Sadly, many prescribers don’t explain to their patients that it’s a lot easier getting on a medication than getting off of one. If that weren’t the case, then we wouldn’t have an opioid addiction crisis and epidemic, a benzodiazepine (Valium, Xanax, Ativan, Klonopin, etc.) addiction crisis and a stimulant (Ritalin, Adderall, Vyvanse, Focalin, Concerta, etc.) crisis in this country. Sadly, many prescribers of these medications also fail to disclose to patients the side effects associated with these medications. Many of them carry both short-term and long-term side effects and black box warnings that patients are rarely, if ever, informed about. In my practice I see clients every day who have no clue about the side effects associated with the medications that they’ve been prescribed for anxiety, panic attacks or ADHD. It truly is a travesty.

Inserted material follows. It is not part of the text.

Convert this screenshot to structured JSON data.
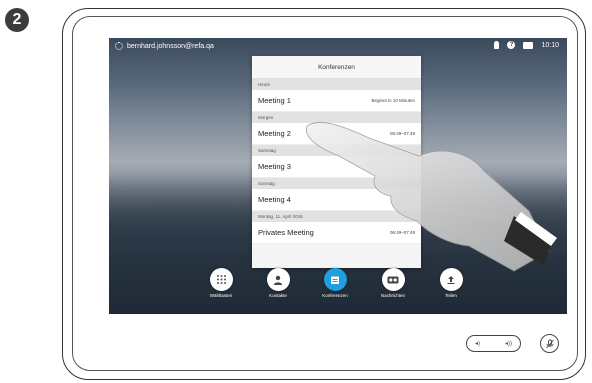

As an MD with a holistic practice, I carefully explain to my clients the common and long-term side effects of these medications so that they can make an informed choice about whether or not to try one. In my opinion, the first concept in medicine and in healthcare should be “do no harm.” That’s part of the Hippocratic oath that MD’s take. I can’t speak for others who attended and graduated from medical school, but when I did I took that oath seriously.
I think that it’s sad that the current insurance and pharmaceutical driven healthcare marketplace doesn’t feel the need to inform patients about the harms and consequences associated with some prescription medications. Sadly, in many cases, the same system that turns a patient into an addict then victimizes the patient again by branding them as an “addict” and refusing to treat them. It truly is an epidemic, and the cause is the concept of turning every person into a patient, turning every patient into prescription user and then not considering the long-term consequences of how that will negatively impact the person and society in general.
I often ask this question: “How can you just hand a patient prescription after prescription, knowing that it’s addictive, and then not consider the consequences of making that person an addict?” It truly is a travesty, an ethical dilemma, a miscarriage of healthcare and justice, and a ticking time bomb.